Description:19th-century Russian radicals have long held interest for historians. Partly this is because of the Russian Revolution of 1917 & the search for its origins, but mostly it is because of the intellectual vigor of the radicals themselves. Gleason (History, Brown) focuses on the transition period between radicals whose commitment was to revolutionizing--or being revolutionized by--the Russian masses & the emergence of the individual revolutionary (in Russia, often with smoking bomb in hand). He clarifies the various labels involved--noting, for example, that the Slavophiles, with their almost mystical faith in the traditions of the people, & the Populists, with their faith in progress & desire to catch up to Europe, came to overlap in the intelligentsia's desire to liberate the peasants. The importance the Russians themselves placed on the distinctions between generations of radicals finds its place too, as he depicts the rise & decline of central figures like Herzen & Chernyshevsky as well as the shifting intellectual climates that shaped them. Other, more specifically literary figures--Pushkin, Leskov, Tolstoy, Turgenev--also pass thru the narrative. All of this has, of course, been gone over before--on a massive scale by Franco Venturi in Roots of Revolution. This focused study is meant to be more intimate.
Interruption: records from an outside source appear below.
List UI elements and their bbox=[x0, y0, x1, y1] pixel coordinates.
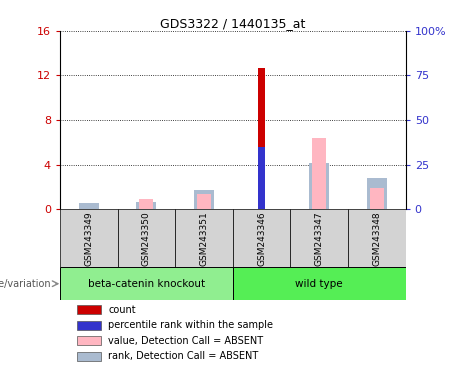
Text: GSM243347: GSM243347 bbox=[315, 211, 324, 266]
Bar bbox=[79, 203, 99, 209]
Text: GSM243349: GSM243349 bbox=[84, 211, 93, 266]
Bar bbox=[77, 321, 101, 330]
Text: wild type: wild type bbox=[296, 279, 343, 289]
Bar bbox=[60, 209, 118, 268]
Bar bbox=[194, 190, 214, 209]
Bar bbox=[233, 268, 406, 300]
Bar bbox=[77, 305, 101, 314]
Bar bbox=[139, 199, 154, 209]
Bar bbox=[77, 336, 101, 345]
Title: GDS3322 / 1440135_at: GDS3322 / 1440135_at bbox=[160, 17, 306, 30]
Bar bbox=[348, 209, 406, 268]
Bar bbox=[233, 209, 290, 268]
Bar bbox=[290, 209, 348, 268]
Bar bbox=[118, 209, 175, 268]
Bar bbox=[309, 164, 329, 209]
Bar bbox=[370, 188, 384, 209]
Text: GSM243346: GSM243346 bbox=[257, 211, 266, 266]
Bar bbox=[367, 179, 387, 209]
Text: genotype/variation: genotype/variation bbox=[0, 279, 51, 289]
Bar bbox=[77, 352, 101, 361]
Text: value, Detection Call = ABSENT: value, Detection Call = ABSENT bbox=[108, 336, 263, 346]
Bar bbox=[258, 68, 265, 209]
Text: rank, Detection Call = ABSENT: rank, Detection Call = ABSENT bbox=[108, 351, 259, 361]
Bar bbox=[312, 138, 326, 209]
Bar bbox=[197, 194, 211, 209]
Bar bbox=[60, 268, 233, 300]
Text: percentile rank within the sample: percentile rank within the sample bbox=[108, 320, 273, 330]
Text: beta-catenin knockout: beta-catenin knockout bbox=[88, 279, 205, 289]
Bar bbox=[258, 147, 265, 209]
Bar bbox=[175, 209, 233, 268]
Text: count: count bbox=[108, 305, 136, 314]
Text: GSM243350: GSM243350 bbox=[142, 211, 151, 266]
Text: GSM243351: GSM243351 bbox=[200, 211, 208, 266]
Text: GSM243348: GSM243348 bbox=[372, 211, 381, 266]
Bar bbox=[136, 202, 156, 209]
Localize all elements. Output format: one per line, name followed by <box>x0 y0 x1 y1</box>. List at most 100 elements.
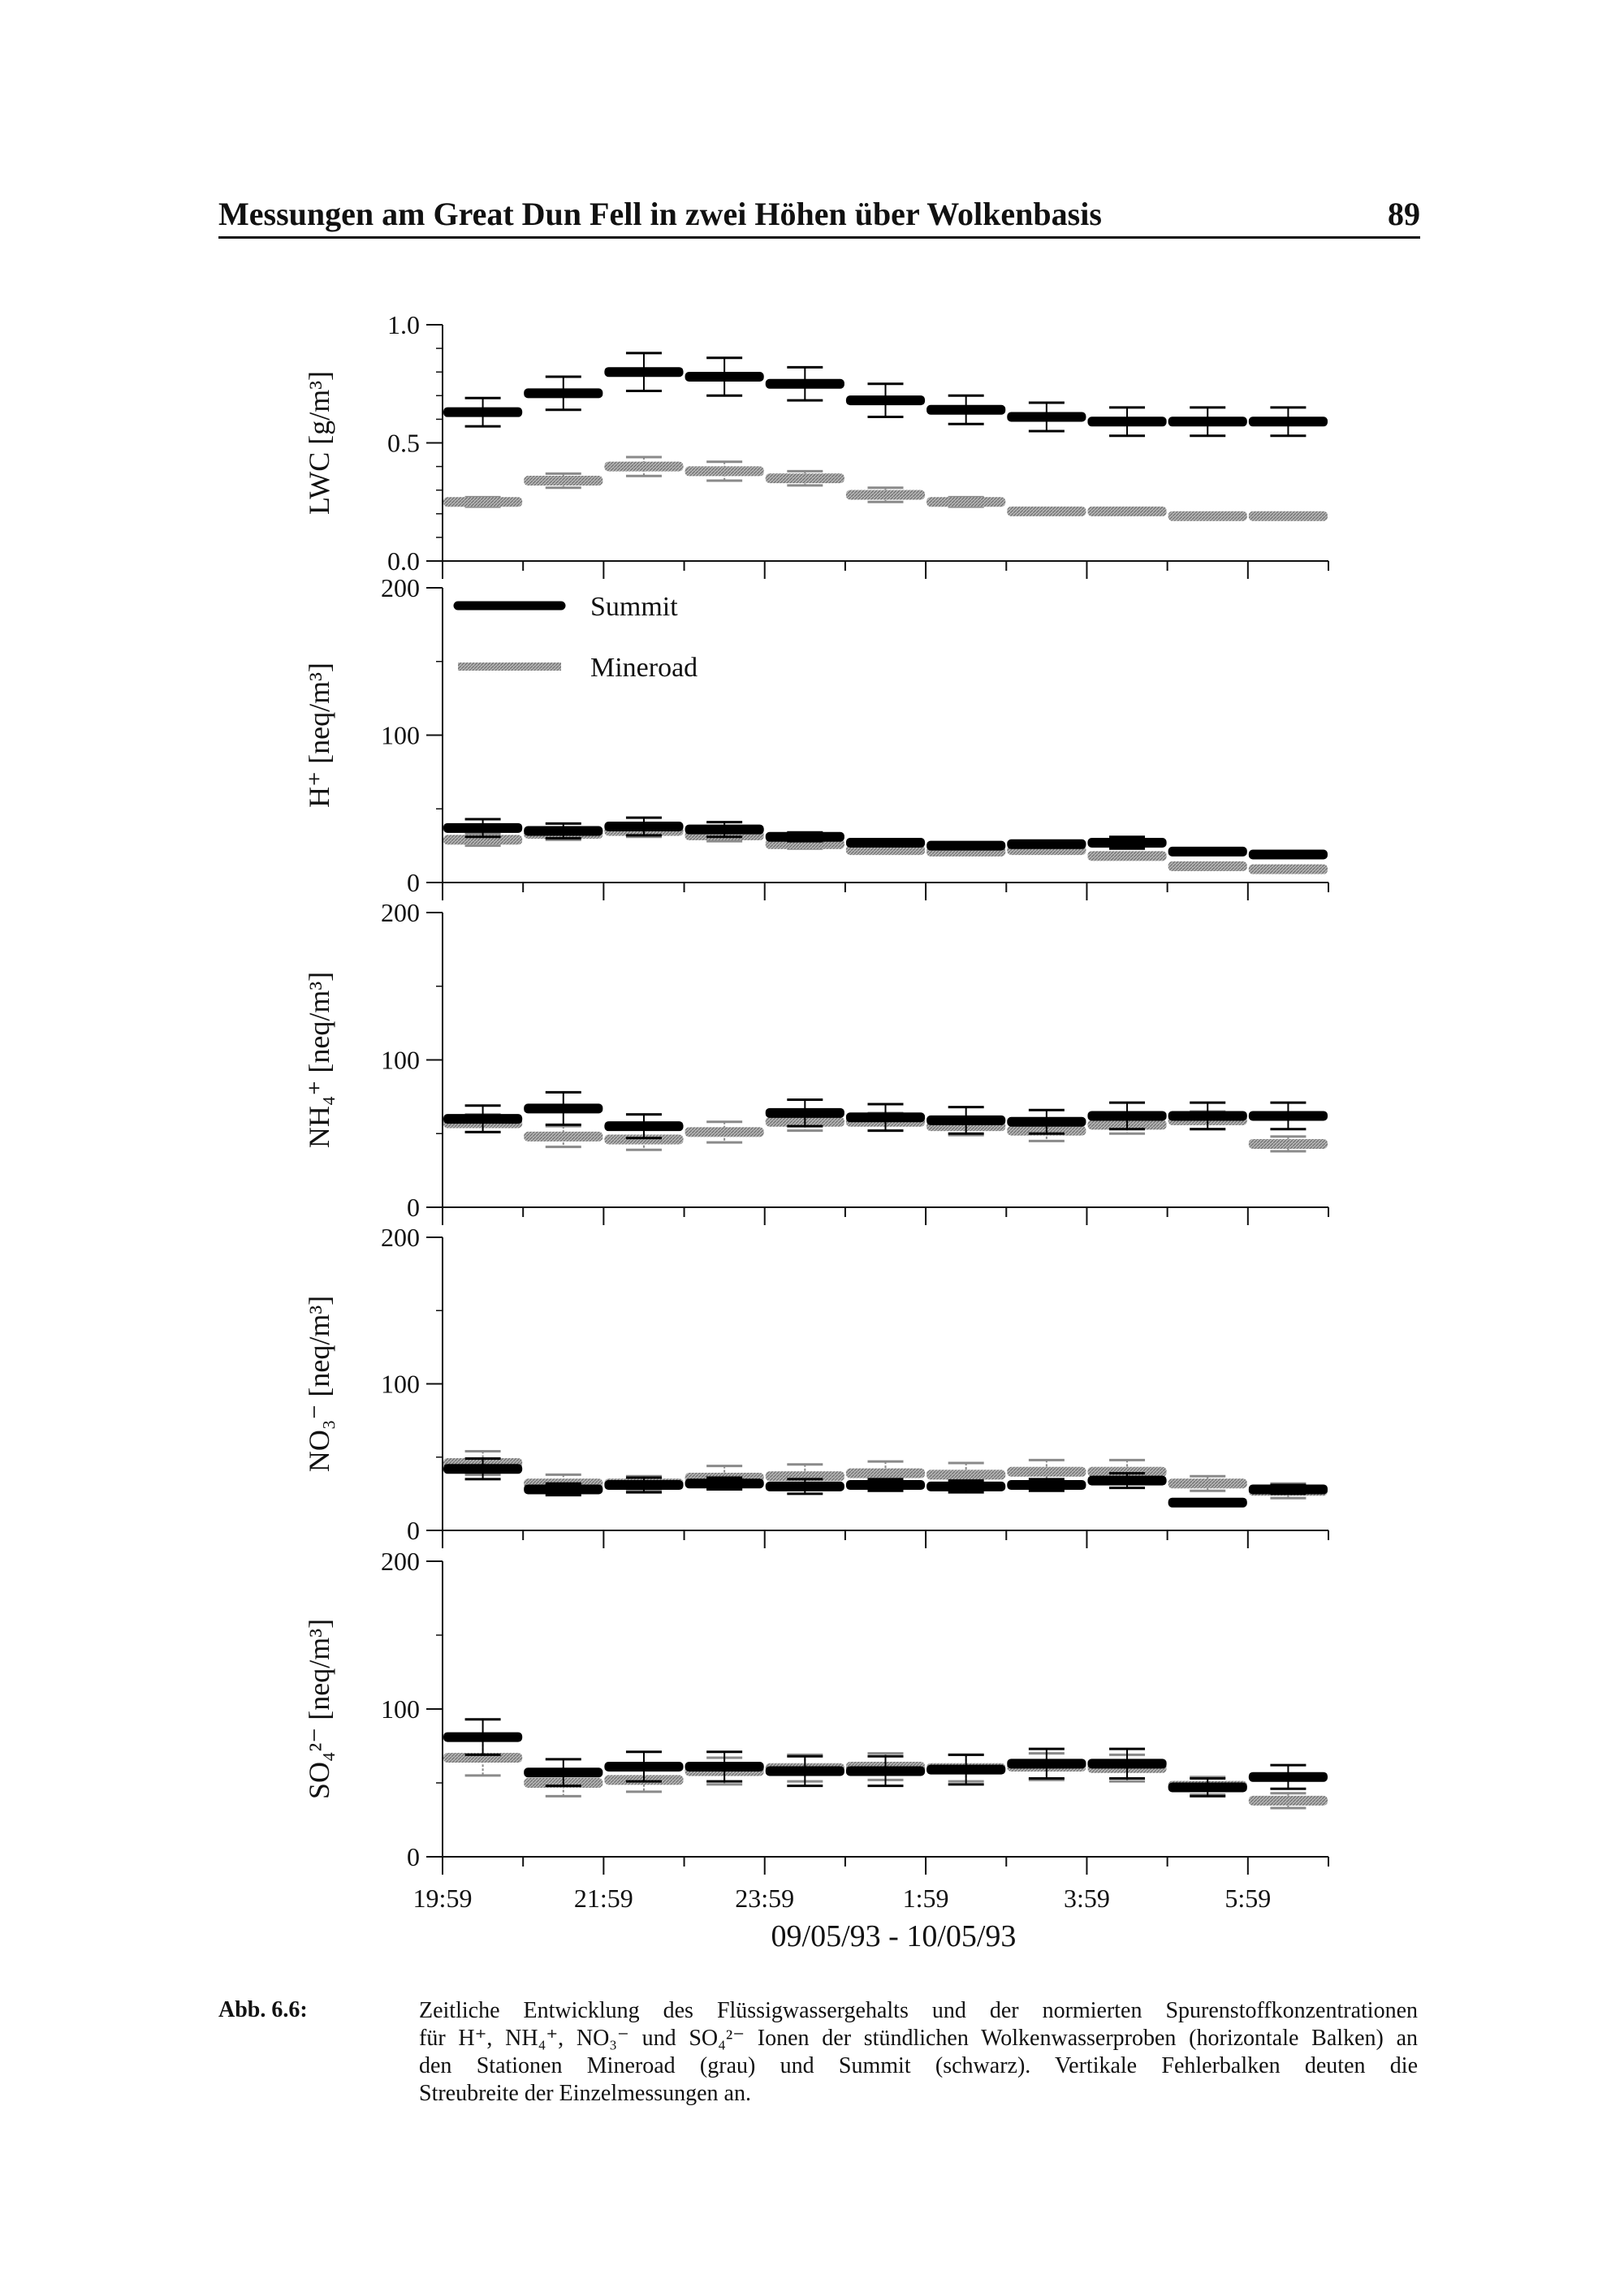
mineroad-bar <box>845 845 926 856</box>
summit-bar <box>845 1766 926 1776</box>
summit-bar <box>765 1766 844 1776</box>
summit-bar <box>1087 1475 1167 1486</box>
summit-bar <box>604 1480 684 1491</box>
mineroad-bar <box>1087 1466 1167 1477</box>
legend-mineroad-swatch <box>458 662 561 671</box>
summit-bar <box>1168 1111 1247 1121</box>
figure-label: Abb. 6.6: <box>218 1997 308 2022</box>
summit-bar <box>926 840 1006 851</box>
mineroad-bar <box>443 497 523 507</box>
summit-bar <box>1007 1759 1086 1769</box>
summit-bar <box>1087 1759 1167 1769</box>
mineroad-bar <box>765 839 844 849</box>
mineroad-bar <box>1248 1138 1328 1149</box>
summit-bar <box>443 1464 523 1474</box>
y-tick-label: 0 <box>407 1516 420 1545</box>
mineroad-bar <box>926 497 1006 507</box>
mineroad-bar <box>1168 1478 1247 1489</box>
mineroad-bar <box>524 476 603 486</box>
summit-bar <box>845 1112 926 1123</box>
mineroad-bar <box>1007 1466 1086 1477</box>
legend-summit-label: Summit <box>590 592 678 622</box>
summit-bar <box>604 822 684 832</box>
summit-bar <box>1168 846 1247 857</box>
summit-bar <box>604 1121 684 1132</box>
summit-bar <box>845 395 926 406</box>
summit-bar <box>524 1103 603 1114</box>
y-tick-label: 1.0 <box>387 310 420 339</box>
summit-bar <box>765 1481 844 1491</box>
summit-bar <box>1007 1480 1086 1491</box>
summit-bar <box>1168 1782 1247 1793</box>
y-axis-label: SO₄²⁻ [neq/m³] <box>303 1619 335 1799</box>
summit-bar <box>926 404 1006 415</box>
summit-bar <box>604 367 684 378</box>
x-tick-label: 21:59 <box>574 1884 633 1913</box>
y-tick-label: 200 <box>381 1223 420 1252</box>
legend-mineroad-label: Mineroad <box>590 653 698 683</box>
x-axis-label: 09/05/93 - 10/05/93 <box>771 1919 1017 1953</box>
y-tick-label: 100 <box>381 1694 420 1724</box>
mineroad-bar <box>845 490 926 500</box>
summit-bar <box>524 388 603 399</box>
summit-bar <box>443 407 523 417</box>
summit-bar <box>685 824 764 835</box>
mineroad-bar <box>926 1470 1006 1480</box>
summit-bar <box>1087 416 1167 427</box>
summit-bar <box>524 826 603 836</box>
y-tick-label: 100 <box>381 721 420 750</box>
summit-bar <box>685 1478 764 1489</box>
mineroad-bar <box>1248 864 1328 874</box>
mineroad-bar <box>1168 511 1247 521</box>
page-header: Messungen am Great Dun Fell in zwei Höhe… <box>218 195 1420 239</box>
summit-bar <box>1248 1772 1328 1782</box>
caption-line: den Stationen Mineroad (grau) und Summit… <box>419 2053 1418 2078</box>
summit-bar <box>765 378 844 389</box>
x-tick-label: 1:59 <box>903 1884 949 1913</box>
mineroad-bar <box>685 466 764 477</box>
figure-caption: Zeitliche Entwicklung des Flüssigwasserg… <box>419 1997 1418 2108</box>
summit-bar <box>1007 1116 1086 1127</box>
caption-line: Zeitliche Entwicklung des Flüssigwasserg… <box>419 1998 1418 2023</box>
y-tick-label: 0.0 <box>387 546 420 576</box>
mineroad-bar <box>604 461 684 472</box>
summit-bar <box>524 1767 603 1778</box>
x-tick-label: 19:59 <box>413 1884 473 1913</box>
y-tick-label: 200 <box>381 1547 420 1576</box>
summit-bar <box>1248 1484 1328 1495</box>
mineroad-bar <box>1248 511 1328 521</box>
summit-bar <box>1168 416 1247 427</box>
summit-bar <box>1087 1111 1167 1121</box>
mineroad-bar <box>604 1134 684 1145</box>
summit-bar <box>1248 416 1328 427</box>
x-tick-label: 23:59 <box>735 1884 794 1913</box>
mineroad-bar <box>524 1131 603 1142</box>
y-tick-label: 0.5 <box>387 429 420 458</box>
summit-bar <box>845 837 926 848</box>
y-axis-label: H⁺ [neq/m³] <box>303 662 335 808</box>
y-axis-label: NH₄⁺ [neq/m³] <box>303 972 335 1148</box>
summit-bar <box>604 1761 684 1772</box>
mineroad-bar <box>845 1468 926 1478</box>
mineroad-bar <box>443 1753 523 1763</box>
x-tick-label: 3:59 <box>1064 1884 1110 1913</box>
caption-line: für H⁺, NH₄⁺, NO₃⁻ und SO₄²⁻ Ionen der s… <box>419 2026 1418 2051</box>
mineroad-bar <box>1168 861 1247 872</box>
summit-bar <box>1168 1497 1247 1508</box>
summit-bar <box>1007 412 1086 422</box>
summit-bar <box>926 1764 1006 1775</box>
summit-bar <box>765 831 844 842</box>
summit-bar <box>443 822 523 833</box>
summit-bar <box>1248 849 1328 860</box>
header-title: Messungen am Great Dun Fell in zwei Höhe… <box>218 196 1102 232</box>
mineroad-bar <box>765 1471 844 1482</box>
y-tick-label: 200 <box>381 898 420 927</box>
y-tick-label: 0 <box>407 868 420 897</box>
y-axis-label: LWC [g/m³] <box>303 371 335 515</box>
summit-bar <box>443 1732 523 1742</box>
summit-bar <box>1007 839 1086 849</box>
summit-bar <box>524 1484 603 1495</box>
summit-bar <box>685 1761 764 1772</box>
mineroad-bar <box>1087 851 1167 861</box>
He achieves that aim not only in the final chapter on Nechaev, the anarchist loner, but in a long portrait of the little-known Pavel Ivanovich Iakushkin, a populist archetype who "played no great role, influenced the course of events slightly, if at all, & left no important literary legacy." He follows the bohemian Iakushkin around as he wanders about from handout to handout spreading the gospel of peasant emancipation until his death in 1872. Readers of Venturi or Isaiah Berlin will be familiar with the story overall, but others will find this an accessible introduction.--Kirkus (edited)We have made it easy for you to find a PDF Ebooks without any digging. And by having access to our ebooks online or by storing it on your computer, you have convenient answers with Young Russia: The Genesis of Russian Radicalism in the 1860s. To get started finding Young Russia: The Genesis of Russian Radicalism in the 1860s, you are right to find our website which has a comprehensive collection of manuals listed. Our library is the biggest of these that have literally hundreds of thousands of different products represented.
Pages
437
Format
PDF, EPUB & Kindle Edition
Publisher
University of Chicago Press (Chicago)
Release
1983
ISBN
0226299619
Young Russia: The Genesis of Russian Radicalism in the 1860s
Description: 19th-century Russian radicals have long held interest for historians. Partly this is because of the Russian Revolution of 1917 & the search for its origins, but mostly it is because of the intellectual vigor of the radicals themselves. Gleason (History, Brown) focuses on the transition period between radicals whose commitment was to revolutionizing--or being revolutionized by--the Russian masses & the emergence of the individual revolutionary (in Russia, often with smoking bomb in hand). He clarifies the various labels involved--noting, for example, that the Slavophiles, with their almost mystical faith in the traditions of the people, & the Populists, with their faith in progress & desire to catch up to Europe, came to overlap in the intelligentsia's desire to liberate the peasants. The importance the Russians themselves placed on the distinctions between generations of radicals finds its place too, as he depicts the rise & decline of central figures like Herzen & Chernyshevsky as well as the shifting intellectual climates that shaped them. Other, more specifically literary figures--Pushkin, Leskov, Tolstoy, Turgenev--also pass thru the narrative. All of this has, of course, been gone over before--on a massive scale by Franco Venturi in Roots of Revolution. This focused study is meant to be more intimate. He achieves that aim not only in the final chapter on Nechaev, the anarchist loner, but in a long portrait of the little-known Pavel Ivanovich Iakushkin, a populist archetype who "played no great role, influenced the course of events slightly, if at all, & left no important literary legacy." He follows the bohemian Iakushkin around as he wanders about from handout to handout spreading the gospel of peasant emancipation until his death in 1872. Readers of Venturi or Isaiah Berlin will be familiar with the story overall, but others will find this an accessible introduction.--Kirkus (edited)We have made it easy for you to find a PDF Ebooks without any digging. And by having access to our ebooks online or by storing it on your computer, you have convenient answers with Young Russia: The Genesis of Russian Radicalism in the 1860s. To get started finding Young Russia: The Genesis of Russian Radicalism in the 1860s, you are right to find our website which has a comprehensive collection of manuals listed. Our library is the biggest of these that have literally hundreds of thousands of different products represented.